Twilight mengisahkan seorang remaja perempuan bernama Isabella Swan
(diperankan si cantik Kirsten Steward) yang pindah ke York, negara bagian Washington, yang senantiasa diliputi mendung dan hujan. Dalam situasi hatinya yang remuk akibat keluarganya broken home, ia lalu mengasingkan diri ke daerah yang lebih banyak hujan itu. Di kota itu, ia bersekolah dan bersosialisasi dengan banyak remaja lainnya. Di sekolah barunya, ia lalu bertemu dengan seorang pemuda yang berwajah dingin dan pucat. Pemuda itu selalu menyendiri dengan saudara-saudaranya. Sebuah insiden ketika Isabella nyaris ditabrak mobil, si pemuda bernama Edward Cullen
(diperankan Robert Pattinson, pemeran Cedric Digory dalam Harry Potter IV) kemudian melesat dan menyelamatkannya. Secepat kilat, pemuda itu menyambar sang gadis lalu menahan mobil yang bergerak dengan kecepatan tinggi.

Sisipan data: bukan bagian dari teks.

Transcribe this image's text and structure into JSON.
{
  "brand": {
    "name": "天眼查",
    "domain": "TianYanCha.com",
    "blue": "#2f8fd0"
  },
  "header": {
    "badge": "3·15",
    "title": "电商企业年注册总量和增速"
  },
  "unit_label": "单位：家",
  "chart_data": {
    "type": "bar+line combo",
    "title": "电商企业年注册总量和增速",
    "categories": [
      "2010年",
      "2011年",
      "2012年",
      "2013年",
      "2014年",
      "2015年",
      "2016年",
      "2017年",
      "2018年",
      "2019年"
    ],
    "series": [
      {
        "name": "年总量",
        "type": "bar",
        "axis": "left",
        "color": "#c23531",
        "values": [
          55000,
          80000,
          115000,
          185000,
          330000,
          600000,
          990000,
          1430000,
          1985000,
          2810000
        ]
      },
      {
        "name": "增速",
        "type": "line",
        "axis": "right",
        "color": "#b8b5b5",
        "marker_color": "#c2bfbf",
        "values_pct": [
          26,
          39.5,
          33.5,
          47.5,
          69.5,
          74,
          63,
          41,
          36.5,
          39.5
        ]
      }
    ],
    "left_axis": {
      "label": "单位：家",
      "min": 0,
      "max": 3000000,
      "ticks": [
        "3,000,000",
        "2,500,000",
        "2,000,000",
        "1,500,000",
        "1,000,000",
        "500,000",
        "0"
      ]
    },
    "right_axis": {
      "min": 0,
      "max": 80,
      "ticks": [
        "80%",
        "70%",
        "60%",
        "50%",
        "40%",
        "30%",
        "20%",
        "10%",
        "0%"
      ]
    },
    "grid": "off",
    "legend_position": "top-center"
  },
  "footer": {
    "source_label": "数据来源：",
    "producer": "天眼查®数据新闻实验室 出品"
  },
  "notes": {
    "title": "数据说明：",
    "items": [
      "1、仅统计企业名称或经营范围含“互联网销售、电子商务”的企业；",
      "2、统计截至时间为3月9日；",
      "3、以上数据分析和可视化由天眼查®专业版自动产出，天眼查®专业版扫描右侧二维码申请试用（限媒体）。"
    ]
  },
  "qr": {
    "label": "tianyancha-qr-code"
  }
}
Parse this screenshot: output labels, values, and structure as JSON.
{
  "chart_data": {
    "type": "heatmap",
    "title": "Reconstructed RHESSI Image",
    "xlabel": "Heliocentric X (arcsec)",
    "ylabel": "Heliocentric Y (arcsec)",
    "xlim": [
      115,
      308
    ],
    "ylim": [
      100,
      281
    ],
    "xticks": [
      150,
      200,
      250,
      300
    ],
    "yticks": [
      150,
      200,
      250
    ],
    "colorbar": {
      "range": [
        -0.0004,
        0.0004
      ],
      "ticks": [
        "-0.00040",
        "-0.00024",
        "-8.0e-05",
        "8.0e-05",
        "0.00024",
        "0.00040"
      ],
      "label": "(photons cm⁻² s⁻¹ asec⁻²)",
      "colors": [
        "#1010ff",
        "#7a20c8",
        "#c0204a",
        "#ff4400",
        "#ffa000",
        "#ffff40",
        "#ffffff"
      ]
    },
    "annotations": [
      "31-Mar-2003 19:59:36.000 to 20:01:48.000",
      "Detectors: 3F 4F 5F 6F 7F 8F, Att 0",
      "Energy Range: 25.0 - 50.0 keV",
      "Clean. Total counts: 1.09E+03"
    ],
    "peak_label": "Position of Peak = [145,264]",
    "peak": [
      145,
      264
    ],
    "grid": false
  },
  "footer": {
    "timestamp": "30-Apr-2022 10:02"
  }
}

Gadis itu lalu penasaran dan kemudian menelusuri siapa pemuda pucat itu. Setelah mempelajari folklor dan dongeng Indian, ia semakin penasaran tentang sosok pemuda ini. Ternyata, pemuda itu adalah seorang vampir yang murung dengan dunianya. Ia tak mau menjadi monster sehingga bersama keluarganya hanya meminum darah binatang saja. Lewat serangkaian konfik, cinta pun bersemi tatkala sang pemuda menggendong sang gadis melesat di antara pohon-pohon cemara
(duh... saya suka sekali adegan ini). Mereka menerima perbedaan dan saling menjaga. Bagian
ending film sungguh mendebarkan ketika vampir jahat mengincar gadis itu sehingga si vampir tampan itu harus berjibaku menyelamatkan sang gadis.
Ada kesamaan dan perbedaan dengan Harry Potter. Saya sepakat dengan ulasan Leila S Chudori bahwa kelebihan Harry Potter karena dia menjelaskan kultur penyihir, lengkap dengan sejumlah istilah baru, binatang sihir, serta jenis-jenis mantra. Novel Harry Potter mengajak kita memasuki dunia baru yang sungguh berbeda. Kita seolah sedang menyaksikan suatu dunia lain yang sangat dekat dengan dunia kita, namun memiliki karakteristik serta kebudayaan berbeda.
Twilight tidak terlalu menawarkan kisah kehidupan vampir yang utuh, lengkap dengan kebudayaannya.
Twilight menggambarkan vampir seperti layaknya manusia biasa yang selalu dilematis dan hendak lepas dari dunianya. Manusia vampir adalah mereka yang boleh jadi ada di sekitar kita, tanpa perbedaan jelas.
Hanya saja, kelebihannya
–dan saya kira tak bisa dikalahkan Harry Potter—adalah romansa kisah cinta yang mengharu biru. Kisah cinta yang hadir bukanlah cinta yang material atau fisik semata. Kedua sosok di film ini bisa meleburkan segala batasan hingga akhirnya sang gadis bisa menyatu dengan sosok sang pemuda. Adegan yang menurutku paling menyentuh adalah ketika sang gadis mempersilahkan sang vampir tampan agar menggigit lehernya. “Izinkan saya menjadi bagian dari dirimu.“ Sang pemuda lalu menjawab,
“Tidak. Aku tak ingin kehadiranku menjauhkanmu dari segala peluang. Aku ingin kau tetap menjadi manusia. Aku ingin hidupmu berjalan sebagaimana seharusnya. Biar saya menyaksikanmu dari tepi batas twilight ini,“ katanya.
Duhhh..... sangat menyentuh. Pantas saja anak muda Jakarta pada
klepek-klepek menyaksikan adegan ini. Saya sih agak geli melihat mereka yang menangis di sekelilingku. Tapi, saya kemudian terkejut juga setelah menyeka mataku.